Thanks for any more info.


Hi, thanks for your interest.

You can check out the development here: https://github.com/chenglou/reason-react-example

Cheng also gave a talk at ReactConf about our efforts.

Things are still quite in flux, but you're welcome to contribute and help improve things.


Not to demotivate anyone / anything, but this sounds like the least useful parts of both worlds; programming JS (and having to deal with typing and correctness with other tools) to run on the OCaml runtime (which as noted, is really only better on a small subset of devices).

On the other hand, cool to see the investment in OCaml, and such a popular language able to run on its runtime! I hope that with all this newfound interest from the industry and the community more OCaml resources and more development in the compiler start to happen!


But how else is Facebook going to cross the extra mile to get on your baby monitor and keep track of truly everything you do?


> if you are interested in running benchmarks, you'll probably find that existing JavaScript JIT compilers are more than a match for the OCaml code produced by JSCaml.

> So why would you use JCaml at all? Two reasons come to mind:"

> You want to run your JavaScript code on small devices where JIT compilers are not available or do a bad job. > If you are actually writing your code in Reason but you want to make use of JavaScript libraries and you also want to run on small devices.

So is this aimed at use in react native? Or IOT?


Be interesting to see the JS to OCaml output put back through an OCaml to JS compiler just to compare it to the original.


Seems like it would make more sense to go the other way around... who voluntarily writes in JS to compile to some other language, as opposed to writing in any of however many dozens of other less horrible languages (but maybe typed JS is better? never tried it) to compile to JS?
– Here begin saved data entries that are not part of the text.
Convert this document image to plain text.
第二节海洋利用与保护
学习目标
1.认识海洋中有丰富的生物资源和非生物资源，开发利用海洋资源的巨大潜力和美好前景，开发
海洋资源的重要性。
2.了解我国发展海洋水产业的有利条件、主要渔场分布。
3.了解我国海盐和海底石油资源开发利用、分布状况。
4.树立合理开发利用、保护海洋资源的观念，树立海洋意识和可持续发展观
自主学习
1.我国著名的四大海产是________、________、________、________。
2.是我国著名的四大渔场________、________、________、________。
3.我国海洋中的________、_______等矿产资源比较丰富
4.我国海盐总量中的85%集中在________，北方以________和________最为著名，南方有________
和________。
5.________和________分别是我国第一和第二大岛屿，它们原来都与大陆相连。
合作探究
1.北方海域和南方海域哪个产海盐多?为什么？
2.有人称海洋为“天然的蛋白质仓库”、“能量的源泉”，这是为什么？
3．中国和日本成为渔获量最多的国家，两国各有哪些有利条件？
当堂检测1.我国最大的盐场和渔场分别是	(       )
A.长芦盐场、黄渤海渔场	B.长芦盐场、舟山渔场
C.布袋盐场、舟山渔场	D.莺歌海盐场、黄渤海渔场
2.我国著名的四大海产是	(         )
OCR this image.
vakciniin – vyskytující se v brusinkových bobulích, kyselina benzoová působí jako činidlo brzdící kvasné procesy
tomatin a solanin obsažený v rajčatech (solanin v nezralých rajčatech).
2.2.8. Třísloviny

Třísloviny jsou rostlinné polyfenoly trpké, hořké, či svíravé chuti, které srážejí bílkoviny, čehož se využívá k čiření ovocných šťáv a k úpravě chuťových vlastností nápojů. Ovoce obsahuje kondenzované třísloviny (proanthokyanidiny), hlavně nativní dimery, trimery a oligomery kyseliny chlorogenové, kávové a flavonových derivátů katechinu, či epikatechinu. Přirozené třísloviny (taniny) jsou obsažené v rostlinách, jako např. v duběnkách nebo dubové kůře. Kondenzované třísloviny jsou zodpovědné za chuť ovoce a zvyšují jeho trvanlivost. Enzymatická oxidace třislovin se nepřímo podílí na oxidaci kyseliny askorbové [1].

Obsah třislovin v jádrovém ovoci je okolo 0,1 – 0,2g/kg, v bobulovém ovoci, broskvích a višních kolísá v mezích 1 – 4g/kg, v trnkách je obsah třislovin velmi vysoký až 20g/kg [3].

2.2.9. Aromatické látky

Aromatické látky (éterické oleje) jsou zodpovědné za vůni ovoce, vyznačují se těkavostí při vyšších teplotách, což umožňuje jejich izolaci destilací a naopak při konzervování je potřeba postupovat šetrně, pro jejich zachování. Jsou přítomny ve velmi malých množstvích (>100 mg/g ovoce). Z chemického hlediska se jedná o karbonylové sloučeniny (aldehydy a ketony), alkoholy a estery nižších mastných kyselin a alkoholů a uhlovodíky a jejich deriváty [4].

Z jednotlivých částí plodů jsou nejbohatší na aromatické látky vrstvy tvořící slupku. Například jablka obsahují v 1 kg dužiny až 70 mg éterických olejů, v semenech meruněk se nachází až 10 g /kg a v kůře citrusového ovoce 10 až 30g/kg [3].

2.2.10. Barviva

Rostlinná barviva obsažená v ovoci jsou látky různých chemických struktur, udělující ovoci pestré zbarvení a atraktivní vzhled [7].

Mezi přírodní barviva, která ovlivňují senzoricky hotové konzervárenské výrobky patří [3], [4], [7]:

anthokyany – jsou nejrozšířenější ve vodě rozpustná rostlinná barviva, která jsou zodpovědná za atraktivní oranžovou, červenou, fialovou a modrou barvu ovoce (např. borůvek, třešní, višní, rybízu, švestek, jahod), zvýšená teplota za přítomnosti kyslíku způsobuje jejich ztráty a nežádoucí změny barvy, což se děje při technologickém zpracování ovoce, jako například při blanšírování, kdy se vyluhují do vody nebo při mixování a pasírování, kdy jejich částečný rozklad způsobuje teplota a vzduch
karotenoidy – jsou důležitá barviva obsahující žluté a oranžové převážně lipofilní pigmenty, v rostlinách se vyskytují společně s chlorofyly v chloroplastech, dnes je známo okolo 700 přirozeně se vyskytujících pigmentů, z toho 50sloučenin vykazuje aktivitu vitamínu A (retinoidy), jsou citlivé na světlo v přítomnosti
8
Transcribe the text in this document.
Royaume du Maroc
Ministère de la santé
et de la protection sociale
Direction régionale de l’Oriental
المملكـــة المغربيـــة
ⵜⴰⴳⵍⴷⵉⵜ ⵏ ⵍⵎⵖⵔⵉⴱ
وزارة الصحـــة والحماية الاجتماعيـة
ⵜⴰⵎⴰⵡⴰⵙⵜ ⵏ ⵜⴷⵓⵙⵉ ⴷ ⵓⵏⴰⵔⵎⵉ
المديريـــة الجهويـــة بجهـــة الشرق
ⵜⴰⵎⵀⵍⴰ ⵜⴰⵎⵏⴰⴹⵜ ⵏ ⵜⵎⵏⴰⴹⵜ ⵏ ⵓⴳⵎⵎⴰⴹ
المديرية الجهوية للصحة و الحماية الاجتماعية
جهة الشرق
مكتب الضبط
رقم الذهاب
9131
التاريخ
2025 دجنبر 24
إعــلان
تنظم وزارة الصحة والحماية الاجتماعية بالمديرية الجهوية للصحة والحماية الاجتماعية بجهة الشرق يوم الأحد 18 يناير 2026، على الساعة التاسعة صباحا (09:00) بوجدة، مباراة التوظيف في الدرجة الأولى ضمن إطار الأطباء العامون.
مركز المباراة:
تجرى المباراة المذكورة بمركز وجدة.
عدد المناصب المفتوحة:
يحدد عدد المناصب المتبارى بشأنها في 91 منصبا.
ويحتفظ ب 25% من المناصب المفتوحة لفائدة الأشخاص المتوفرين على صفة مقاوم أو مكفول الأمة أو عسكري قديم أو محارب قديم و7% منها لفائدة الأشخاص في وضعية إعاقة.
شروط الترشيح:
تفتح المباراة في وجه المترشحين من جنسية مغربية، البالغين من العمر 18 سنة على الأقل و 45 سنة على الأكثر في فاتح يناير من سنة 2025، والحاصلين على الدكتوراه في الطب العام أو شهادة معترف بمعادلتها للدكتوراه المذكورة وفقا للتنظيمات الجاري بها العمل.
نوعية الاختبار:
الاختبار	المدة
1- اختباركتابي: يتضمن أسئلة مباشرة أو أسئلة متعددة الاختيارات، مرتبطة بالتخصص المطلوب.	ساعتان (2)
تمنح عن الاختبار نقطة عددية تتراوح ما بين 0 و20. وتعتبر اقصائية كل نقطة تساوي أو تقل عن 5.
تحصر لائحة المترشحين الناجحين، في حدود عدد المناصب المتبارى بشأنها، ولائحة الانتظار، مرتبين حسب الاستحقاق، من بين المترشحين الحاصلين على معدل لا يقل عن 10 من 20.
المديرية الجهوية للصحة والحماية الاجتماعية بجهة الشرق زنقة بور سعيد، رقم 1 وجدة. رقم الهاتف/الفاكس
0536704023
I think the target use case is an existing JS library that you want to use from an OCaml/Reason program but don't want to port... OK maybe this is a very narrow use case.


Actually that makes a lot of sense now that you mention it---given the huge number of JS libraries, and the fact that unlike other languages with massive library ecosystems (cough cough Python) JS libraries are all written in JS, that does seem like a nice cheap way to expand the set of libraries available to a nice language...


JavaScript, OCaml, Reason, BuckleScript – such a language ouroborus!

It's amazing how this kind of language interoperability can enable new development and deployment approaches.


Just wait until you see my Java implementation called jocaml. It's smokin'


Please pick another name, as JoCaml[0] already exists, it is an OCaml with join calculus.